A Freedom of Information request by BBC Wales found that between 2013 and the end of the school year in 2016, a total of 4,259 pupils from schools in Newport, Torfaen and Monmouthshire made the trip to Noah's Ark at Wraxall, west of Bristol.

The figure could be even higher, especially for south Wales schools, as most other councils said they did not hold data for individual school trips.

Newport council said "locations and appropriateness" of educational visits was a matter for individual schools and governors.

Over the three-year period, 2,170 pupils from 16 schools in the county made the trip. The vast majority of pupils were in Years 1 and 2 infant classes.

'Positive reviews'

A spokesman for Newport council added: "We work closely with all our schools as they develop their work around the curriculum and have only received positive feedback on trips to this location.

"Head teachers have reported a rounded educational and enjoyable experience which is reflected in return visits."

One Newport primary school head teacher said they were entirely unaware of the Earth history views held at the zoo.

"It is the first I've heard of it," said the head.

"We've had nothing but positive reviews from the children and the staff, which is why we have made return visits."

Torfaen council, which saw 1,155 pupils from 13 schools and pupil referral units visit the zoo, also said educational trips were a matter for individual schools and teachers, with the consent of parents.

In Monmouthshire, 934 pupils from 12 schools have been to Noah's Ark since 2013.

A spokesman said the zoo was chosen for visits to "provide an opportunity for pupils to experience animals they rarely see in a relatively natural setting".

But they added: "Monmouthshire County Council has not taken a particular stance on the issue of creationism but acknowledges that people may have differing beliefs. It is satisfied that the zoo's operators make no attempt to indoctrinate those who visit."

Image copyright Google

However, the coordinator of Wales Humanists Kathy Riddick said she believed there were concerns. The humanist movement supports scientific study, decisions based on reason and concern for others, and rejects religious doctrine.

"The law is very clear that the education provided in state schools in Wales must be broad and balanced," she said.

"Giving credence to theories such as young earth creationism and intelligent design over the weight of scientific evidence and expertise supporting evolution as the only valid explanation for the nature and diversity of life clearly stands at odds with that.

"Regrettably, this is exactly what the Noah's Ark Zoo Farm does, so it is entirely inappropriate for public money to be spent on funding these visits by schools and their pupils."

'Inappropriate'

It is not the first time campaigners have raised the issue over Welsh schools visiting the zoo.

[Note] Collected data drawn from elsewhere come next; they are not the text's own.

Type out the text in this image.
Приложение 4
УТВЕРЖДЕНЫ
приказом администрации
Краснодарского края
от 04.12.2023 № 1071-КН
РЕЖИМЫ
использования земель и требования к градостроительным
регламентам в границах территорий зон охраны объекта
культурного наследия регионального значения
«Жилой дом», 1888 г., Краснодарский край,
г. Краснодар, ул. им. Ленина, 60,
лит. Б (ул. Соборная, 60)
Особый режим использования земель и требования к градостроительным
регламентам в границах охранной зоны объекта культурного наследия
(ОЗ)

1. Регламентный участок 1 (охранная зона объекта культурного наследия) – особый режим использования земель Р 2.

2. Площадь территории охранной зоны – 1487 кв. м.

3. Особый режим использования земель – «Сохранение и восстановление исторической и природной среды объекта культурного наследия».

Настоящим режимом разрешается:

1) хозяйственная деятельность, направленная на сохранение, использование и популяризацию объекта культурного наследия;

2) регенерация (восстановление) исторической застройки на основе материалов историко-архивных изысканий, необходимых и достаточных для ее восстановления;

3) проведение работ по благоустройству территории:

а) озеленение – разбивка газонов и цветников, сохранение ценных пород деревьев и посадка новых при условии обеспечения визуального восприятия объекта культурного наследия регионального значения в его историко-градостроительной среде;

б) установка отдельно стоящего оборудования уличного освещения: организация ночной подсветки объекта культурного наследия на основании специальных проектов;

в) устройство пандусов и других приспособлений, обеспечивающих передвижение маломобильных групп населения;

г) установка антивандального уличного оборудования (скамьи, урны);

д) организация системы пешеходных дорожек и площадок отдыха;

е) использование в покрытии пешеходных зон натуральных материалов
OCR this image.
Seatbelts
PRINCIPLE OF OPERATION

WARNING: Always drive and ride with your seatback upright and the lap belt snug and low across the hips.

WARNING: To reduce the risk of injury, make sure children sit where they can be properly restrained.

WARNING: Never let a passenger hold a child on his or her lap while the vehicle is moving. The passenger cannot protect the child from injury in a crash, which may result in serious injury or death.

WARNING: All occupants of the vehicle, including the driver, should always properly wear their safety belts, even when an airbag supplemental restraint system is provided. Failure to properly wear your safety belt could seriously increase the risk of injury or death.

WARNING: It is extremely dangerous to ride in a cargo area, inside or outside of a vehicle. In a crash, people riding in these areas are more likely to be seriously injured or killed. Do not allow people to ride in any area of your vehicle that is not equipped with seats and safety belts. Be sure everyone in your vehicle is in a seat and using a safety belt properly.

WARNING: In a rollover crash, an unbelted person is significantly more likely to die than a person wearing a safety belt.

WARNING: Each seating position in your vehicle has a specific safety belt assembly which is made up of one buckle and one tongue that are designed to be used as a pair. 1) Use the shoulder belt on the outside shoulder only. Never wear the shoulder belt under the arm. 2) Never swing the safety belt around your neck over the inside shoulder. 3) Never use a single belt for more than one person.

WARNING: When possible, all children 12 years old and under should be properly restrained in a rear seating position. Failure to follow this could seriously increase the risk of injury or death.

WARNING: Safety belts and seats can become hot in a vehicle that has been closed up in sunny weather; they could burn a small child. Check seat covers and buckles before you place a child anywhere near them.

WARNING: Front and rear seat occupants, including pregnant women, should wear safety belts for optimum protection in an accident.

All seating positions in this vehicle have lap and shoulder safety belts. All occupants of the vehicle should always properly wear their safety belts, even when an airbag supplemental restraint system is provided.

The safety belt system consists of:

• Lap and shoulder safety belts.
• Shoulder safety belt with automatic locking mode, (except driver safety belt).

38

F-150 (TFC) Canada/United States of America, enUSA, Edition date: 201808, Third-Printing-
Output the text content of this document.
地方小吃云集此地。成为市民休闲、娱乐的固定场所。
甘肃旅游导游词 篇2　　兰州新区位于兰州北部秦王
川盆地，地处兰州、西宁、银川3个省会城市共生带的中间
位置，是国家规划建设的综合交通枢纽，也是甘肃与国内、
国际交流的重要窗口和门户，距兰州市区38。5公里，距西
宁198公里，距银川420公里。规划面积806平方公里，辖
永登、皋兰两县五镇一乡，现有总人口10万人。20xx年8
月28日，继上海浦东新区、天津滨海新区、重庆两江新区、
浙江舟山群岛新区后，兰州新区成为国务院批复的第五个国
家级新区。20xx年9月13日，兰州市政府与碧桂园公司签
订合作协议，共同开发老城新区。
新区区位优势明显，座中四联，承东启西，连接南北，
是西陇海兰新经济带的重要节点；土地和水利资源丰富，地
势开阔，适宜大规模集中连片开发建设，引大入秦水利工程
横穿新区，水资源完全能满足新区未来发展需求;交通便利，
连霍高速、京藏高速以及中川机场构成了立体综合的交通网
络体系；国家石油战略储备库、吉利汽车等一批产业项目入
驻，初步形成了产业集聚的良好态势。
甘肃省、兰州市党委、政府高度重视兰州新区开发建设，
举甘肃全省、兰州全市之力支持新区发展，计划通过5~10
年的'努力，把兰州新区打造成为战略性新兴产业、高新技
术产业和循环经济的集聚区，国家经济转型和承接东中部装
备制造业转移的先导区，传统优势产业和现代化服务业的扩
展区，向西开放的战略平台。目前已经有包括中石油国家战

In 2014, a petition was lodged with the National Assembly calling on the Welsh Government to review the suitability of the zoo for educational trips.

The then education minister Huw Lewis responded, stating: "I do not condone the teaching of Creationism and the curriculum should not be used as a vehicle or seen as a route for its promotion."

The assembly's petition committee agreed to write to the Welsh Local Government Association to ensure councils across Wales were aware of the concerns being raised by campaigners.

However, the zoo has strongly rejected the criticism in both the petition and in the latest comments aimed at the venue.

Image copyright PA
Image caption The zoo is home to an eight-hectare elephant enclosure - one of Europe's largest

Jon Woodward, from the zoo, said the exhibition supporting evidence for a biblical flood event was not part of any school visit.

"It is not something that we actually do," he stressed.

He described the zoo as a family-owned Christian business - but said this was not part of its education work.

He said the Christian ethos at the zoo was kept "fairly low key and informal".

"In terms of education it is all national curriculum based - it's a very standard education programme," he insisted.

He said the Noah's Ark exhibition was located in a side room, and was only visited by members of the public on request.

He added the zoo would consider church faith school requests to view the exhibition, but otherwise it formed no part of educational visits.

"We are very open about what we do. It's not a hidden agenda," he said.

The zoo said it employed qualified education officers, and holds a triple quality award from Learning Outside the Classroom Council, which is the independent body that assesses educational school trip venues.